La revue de presse du 25 mars 2010
C’est Edouard Fritch qui fait la une des journaux ce matin. Et de sa voix la plus douce, il dit la chose suivante : « Non seulement il y a eu des accords, mais j’y étais. Des engagements ont été pris, le Tahoeraa Huira’atira doit hériter de l’assemblée. Sinon, il n’y aura plus de majorité. »

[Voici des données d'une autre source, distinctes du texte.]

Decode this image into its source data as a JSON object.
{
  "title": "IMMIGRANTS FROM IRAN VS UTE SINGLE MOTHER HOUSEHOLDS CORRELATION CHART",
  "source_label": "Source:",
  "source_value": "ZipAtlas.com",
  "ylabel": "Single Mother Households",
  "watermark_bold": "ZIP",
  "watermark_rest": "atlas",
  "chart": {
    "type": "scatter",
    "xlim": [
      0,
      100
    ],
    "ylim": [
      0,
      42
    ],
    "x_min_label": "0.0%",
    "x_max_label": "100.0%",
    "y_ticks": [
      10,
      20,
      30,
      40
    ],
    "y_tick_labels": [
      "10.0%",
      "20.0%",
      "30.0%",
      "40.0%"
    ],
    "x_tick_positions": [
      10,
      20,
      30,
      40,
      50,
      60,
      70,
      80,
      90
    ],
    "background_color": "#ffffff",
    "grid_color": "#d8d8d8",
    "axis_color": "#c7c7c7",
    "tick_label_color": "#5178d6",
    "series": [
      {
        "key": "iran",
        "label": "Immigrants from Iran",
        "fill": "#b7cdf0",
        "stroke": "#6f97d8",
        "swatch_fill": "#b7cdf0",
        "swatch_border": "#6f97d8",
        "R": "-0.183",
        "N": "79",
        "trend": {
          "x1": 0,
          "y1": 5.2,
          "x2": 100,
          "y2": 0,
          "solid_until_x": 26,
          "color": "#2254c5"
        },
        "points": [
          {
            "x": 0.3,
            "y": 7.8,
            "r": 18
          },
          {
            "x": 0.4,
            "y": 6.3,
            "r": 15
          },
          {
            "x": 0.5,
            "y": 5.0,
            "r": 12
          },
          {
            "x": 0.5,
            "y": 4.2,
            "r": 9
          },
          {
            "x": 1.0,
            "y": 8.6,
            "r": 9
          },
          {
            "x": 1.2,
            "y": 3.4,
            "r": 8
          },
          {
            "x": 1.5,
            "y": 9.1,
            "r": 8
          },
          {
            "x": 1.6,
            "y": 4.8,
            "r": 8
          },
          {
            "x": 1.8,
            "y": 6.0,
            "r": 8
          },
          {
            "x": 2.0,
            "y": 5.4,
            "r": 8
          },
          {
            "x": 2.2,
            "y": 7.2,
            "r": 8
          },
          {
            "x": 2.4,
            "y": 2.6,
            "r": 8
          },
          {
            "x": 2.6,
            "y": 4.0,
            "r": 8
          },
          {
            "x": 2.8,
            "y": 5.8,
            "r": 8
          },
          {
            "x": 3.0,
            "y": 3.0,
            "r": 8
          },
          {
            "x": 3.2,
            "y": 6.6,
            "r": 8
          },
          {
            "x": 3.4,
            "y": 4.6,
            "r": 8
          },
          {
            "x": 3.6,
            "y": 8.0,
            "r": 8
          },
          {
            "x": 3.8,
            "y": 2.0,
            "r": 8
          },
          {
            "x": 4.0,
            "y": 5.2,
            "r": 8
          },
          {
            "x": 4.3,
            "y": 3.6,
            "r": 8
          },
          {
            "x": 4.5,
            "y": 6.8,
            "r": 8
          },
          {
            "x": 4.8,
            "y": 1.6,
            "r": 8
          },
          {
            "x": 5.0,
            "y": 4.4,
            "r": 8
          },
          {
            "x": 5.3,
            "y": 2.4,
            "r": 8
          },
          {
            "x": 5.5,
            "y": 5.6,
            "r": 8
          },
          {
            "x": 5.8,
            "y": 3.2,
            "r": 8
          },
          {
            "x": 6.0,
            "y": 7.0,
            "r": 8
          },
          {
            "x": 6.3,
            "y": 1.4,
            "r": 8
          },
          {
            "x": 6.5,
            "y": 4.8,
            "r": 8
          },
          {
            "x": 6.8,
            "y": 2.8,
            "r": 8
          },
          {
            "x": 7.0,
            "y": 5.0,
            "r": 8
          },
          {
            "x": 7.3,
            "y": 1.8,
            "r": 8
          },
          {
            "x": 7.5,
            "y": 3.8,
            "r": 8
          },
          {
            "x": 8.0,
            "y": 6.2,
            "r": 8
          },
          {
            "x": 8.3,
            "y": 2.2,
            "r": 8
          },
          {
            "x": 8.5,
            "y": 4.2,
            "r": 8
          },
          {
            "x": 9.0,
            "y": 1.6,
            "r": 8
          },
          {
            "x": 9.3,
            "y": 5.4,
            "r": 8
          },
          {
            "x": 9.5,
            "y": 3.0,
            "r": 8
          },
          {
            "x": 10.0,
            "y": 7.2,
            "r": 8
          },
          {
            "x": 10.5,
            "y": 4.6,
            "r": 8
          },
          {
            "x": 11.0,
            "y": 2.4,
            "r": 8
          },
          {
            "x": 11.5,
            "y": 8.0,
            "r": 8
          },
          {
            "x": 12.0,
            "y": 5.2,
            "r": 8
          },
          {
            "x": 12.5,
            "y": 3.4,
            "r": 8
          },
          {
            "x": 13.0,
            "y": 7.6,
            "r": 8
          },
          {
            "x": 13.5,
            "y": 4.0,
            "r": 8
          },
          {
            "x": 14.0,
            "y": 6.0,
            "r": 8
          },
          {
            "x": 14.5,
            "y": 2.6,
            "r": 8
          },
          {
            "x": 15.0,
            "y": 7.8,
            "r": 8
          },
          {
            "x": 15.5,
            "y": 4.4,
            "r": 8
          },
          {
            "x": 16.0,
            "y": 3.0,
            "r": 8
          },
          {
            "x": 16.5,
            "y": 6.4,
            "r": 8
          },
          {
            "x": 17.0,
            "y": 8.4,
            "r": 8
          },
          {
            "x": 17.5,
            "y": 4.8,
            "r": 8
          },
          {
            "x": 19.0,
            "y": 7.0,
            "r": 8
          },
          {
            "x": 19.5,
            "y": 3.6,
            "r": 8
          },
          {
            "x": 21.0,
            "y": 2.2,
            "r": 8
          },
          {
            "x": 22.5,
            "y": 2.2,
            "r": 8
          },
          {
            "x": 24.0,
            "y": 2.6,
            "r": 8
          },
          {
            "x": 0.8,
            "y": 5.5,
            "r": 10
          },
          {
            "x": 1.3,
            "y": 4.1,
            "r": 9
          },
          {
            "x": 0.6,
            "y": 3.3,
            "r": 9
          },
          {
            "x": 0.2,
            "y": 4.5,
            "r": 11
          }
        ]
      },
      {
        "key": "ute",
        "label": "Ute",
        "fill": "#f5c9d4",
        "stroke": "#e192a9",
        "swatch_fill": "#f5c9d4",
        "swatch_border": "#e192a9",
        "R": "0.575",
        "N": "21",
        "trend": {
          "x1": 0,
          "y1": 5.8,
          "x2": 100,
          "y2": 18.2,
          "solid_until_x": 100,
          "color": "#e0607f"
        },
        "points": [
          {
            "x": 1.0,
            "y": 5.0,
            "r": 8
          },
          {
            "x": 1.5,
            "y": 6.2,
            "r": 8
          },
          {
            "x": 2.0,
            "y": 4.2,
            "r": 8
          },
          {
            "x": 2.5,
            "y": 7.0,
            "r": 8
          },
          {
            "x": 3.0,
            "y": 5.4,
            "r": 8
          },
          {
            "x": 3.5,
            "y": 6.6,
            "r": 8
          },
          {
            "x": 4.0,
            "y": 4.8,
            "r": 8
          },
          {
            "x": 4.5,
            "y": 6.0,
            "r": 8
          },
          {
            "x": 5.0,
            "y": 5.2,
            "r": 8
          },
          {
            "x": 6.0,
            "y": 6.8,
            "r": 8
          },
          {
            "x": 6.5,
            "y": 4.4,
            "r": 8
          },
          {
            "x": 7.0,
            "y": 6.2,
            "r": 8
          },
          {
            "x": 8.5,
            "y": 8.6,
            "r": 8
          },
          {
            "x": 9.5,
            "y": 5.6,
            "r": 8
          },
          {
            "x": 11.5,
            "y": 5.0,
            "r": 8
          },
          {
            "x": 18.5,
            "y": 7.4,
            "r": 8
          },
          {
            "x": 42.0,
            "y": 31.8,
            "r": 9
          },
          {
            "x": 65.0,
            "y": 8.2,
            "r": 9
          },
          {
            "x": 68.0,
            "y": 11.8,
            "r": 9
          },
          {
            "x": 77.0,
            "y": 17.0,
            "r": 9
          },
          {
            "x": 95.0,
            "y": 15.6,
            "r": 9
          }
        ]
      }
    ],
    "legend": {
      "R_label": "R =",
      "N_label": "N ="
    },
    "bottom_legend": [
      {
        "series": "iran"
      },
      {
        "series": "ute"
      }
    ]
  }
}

Quand il dit que le Tahoeraa doit hériter de l’assemblée, il parle de la présidence de l’assemblée. Et ce sera au Tahoeraa, et à personne d’autre, de décider si Gaston Flosse sera candidat ou non. En février 2008 : le Tahoeraa avait obtenu 17, 26 % des voix soit 10 sièges sur 57. Le Tahoeraa veut malgré tout régner en maître sur l’assemblée.
Ca donne ce dessin dans les Nouvelles. Munoz qui dessine un poulailler, où les volailles se disputent pour un perchoir sous lequel il y a inscrit : « Réservé au Tahoeraa. » Et une poule dit : « Tout ça pour ça ? », Et l’autre répond : « Mais tu sais, il y a une vue imprenable de là-haut ! »
Pendant ce temps, « la maison brûle »… C’est ce que dit ce matin Christophe Plée dans les Nouvelles. Christophe Plée, c’est le président de la CGPME, la confédération des petites et moyennes entreprises. Il est interviewé sur le déficit de la CPS. Déficit cumulé de 15 milliards à la fin de l’année. Et il ne voit toujours rien venir du côté de la réforme de la CPS. « Les politiques sont irresponsables », dit Christophe Plée, qui parle notamment de la ministre de la solidarité en place, actuellement, Teura Iriti, Tahoera’a. « Elle a arrêté tout ce qui avait commencé à être mis en place. Mais elle ne propose rien à la place », regrette donc Christophe Plée.